Perhaps I might crowbar in here a quote from F.A.Ridley's The Assassins, his comparison of the unorthodox Ismaili cult founded by Hasan-ibn-Sabah and Trotsky's Fourth International:

"The perogatives[sic] of 'the Commander of the Faithful' were increasingly usurped by barborous Turkish mercenaries,-as inept at government, religion,or anything else except war, as Turks have down to our own day usually demonstrated themselves to be".

ejh

the Han in Xinjiang are roughly as numerous and in roughly the same position as the Russian-speaking Ukrainians.

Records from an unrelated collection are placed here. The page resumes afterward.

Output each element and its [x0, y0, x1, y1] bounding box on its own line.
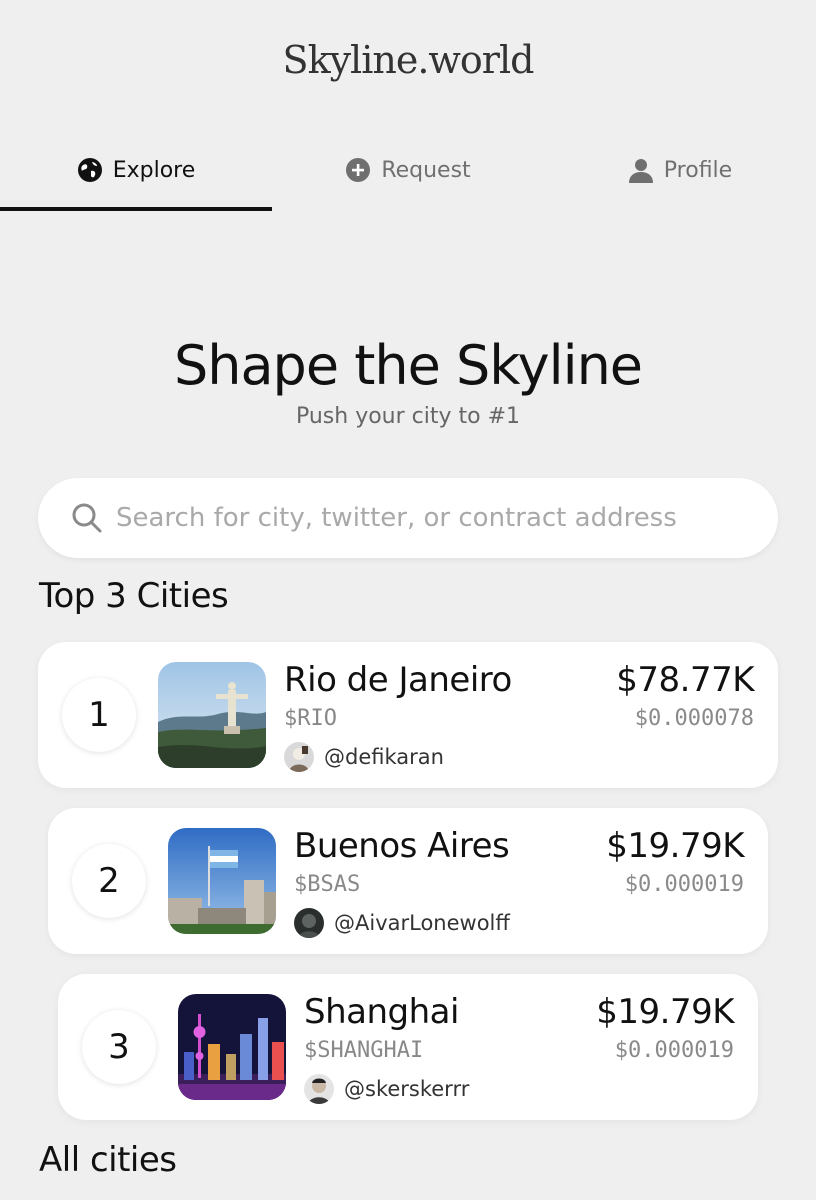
tab-request-label: Request: [381, 157, 471, 183]
city-card-buenos-aires[interactable]: 2 Buenos Aires $BSAS @AivarLonewolff $19…: [48, 808, 768, 954]
search-icon: [70, 501, 104, 535]
search-input[interactable]: [114, 502, 758, 534]
token-price: $0.000019: [614, 1038, 734, 1063]
user-icon: [628, 157, 654, 183]
token-price: $0.000019: [624, 872, 744, 897]
city-ticker: $BSAS: [294, 872, 361, 897]
city-name: Shanghai: [304, 992, 459, 1032]
market-cap: $19.79K: [596, 992, 734, 1032]
city-ticker: $RIO: [284, 706, 337, 731]
plus-circle-icon: [345, 157, 371, 183]
owner-handle[interactable]: @defikaran: [324, 745, 444, 769]
tab-explore[interactable]: Explore: [0, 132, 272, 208]
active-tab-indicator: [0, 207, 272, 211]
all-cities-heading: All cities: [39, 1140, 177, 1180]
city-name: Rio de Janeiro: [284, 660, 512, 700]
tab-explore-label: Explore: [112, 157, 196, 183]
owner-handle[interactable]: @skerskerrr: [344, 1077, 469, 1101]
city-image: [158, 662, 266, 768]
page-title: Shape the Skyline: [173, 334, 643, 397]
tab-bar: Explore Request Profile: [0, 132, 816, 212]
avatar: [284, 742, 314, 772]
page-subtitle: Push your city to #1: [295, 404, 521, 429]
city-owner[interactable]: @defikaran: [284, 742, 444, 772]
city-name: Buenos Aires: [294, 826, 510, 866]
city-image: [168, 828, 276, 934]
brand-logo[interactable]: Skyline.world: [0, 38, 816, 82]
city-owner[interactable]: @skerskerrr: [304, 1074, 469, 1104]
market-cap: $78.77K: [616, 660, 754, 700]
city-owner[interactable]: @AivarLonewolff: [294, 908, 510, 938]
search-bar[interactable]: [38, 478, 778, 558]
avatar: [304, 1074, 334, 1104]
city-image: [178, 994, 286, 1100]
top-cities-heading: Top 3 Cities: [39, 576, 229, 616]
city-ticker: $SHANGHAI: [304, 1038, 424, 1063]
globe-icon: [77, 157, 103, 183]
owner-handle[interactable]: @AivarLonewolff: [334, 911, 510, 935]
avatar: [294, 908, 324, 938]
tab-request[interactable]: Request: [272, 132, 544, 208]
tab-profile-label: Profile: [663, 157, 733, 183]
tab-profile[interactable]: Profile: [544, 132, 816, 208]
rank-badge: 2: [72, 844, 146, 918]
token-price: $0.000078: [634, 706, 754, 731]
city-card-shanghai[interactable]: 3 Shanghai $SHANGHAI @skerskerrr $19.79K…: [58, 974, 758, 1120]
market-cap: $19.79K: [606, 826, 744, 866]
rank-badge: 3: [82, 1010, 156, 1084]
rank-badge: 1: [62, 678, 136, 752]
city-card-rio[interactable]: 1 Rio de Janeiro $RIO @defikaran $78.77K…: [38, 642, 778, 788]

Is this right as far as economic position is concerned though? Unless I misunderstand things, the Han in Xinjiang are disproportionately among the more economically privileged strata of society which I don't believe is especially true of Russian-speaking Ukranians. (Of course I may be wrong on either point.)

ajay

dsquared: Ukraine=Xinjiang=Krajina, of course, another area with interesting ethnic/settlement politics. (Come to that, doesn't "Wales" mean something similar too?)

Richard J

As does Wallachia, I think.

skidmarx

A spokesman for the Uighur-American Association on C-Span yesterday said that Xinjiang translates as "new territory".

Phil

The "Wal" of Wales, Cornwall, Wallonia and 'walnut' means 'foreign' rather than 'borderland'; in the British examples it's the area beyond the borderland, and basically translates as "here be dragons". The English Krajina is the Marches (from an old Germanic word for 'border'). Not sure where the Walloons got the name - they've always struck me as rather ordinary French people shifted a bit up and to the right.

Wallachia is different - home of the Vlachs.

Something else I learned recently - nobody in the region has ever referred to "Austria" as "southern land", which is what the name means in Latin; it's just a mistransliteration of Österreich, which means "eastern kingdom".

Richard J

Which, interestingly, started off as the Ostmark before its progressive (re-[1])Germanisation in the early part of the last millennium.

[1] Depending on how much credence you're willing to give to the Roman's analysis about them lot over the Rhine and Danube.

ajay

Wiki seems to think that Xinjiang means "New Frontier" or "New Territory". And also says that the final conquest of the region by the Manchus in 1876 was backed by loans from British banks - we were worried about the Russians, you see...

Richard J

in 1876 was backed by loans from British banks - we were worried about the Russians, you see...

I didn't know this, but my immediate reaction was 'ah, of course...'

ajay

I really should reread Peter Hopkirk, I think.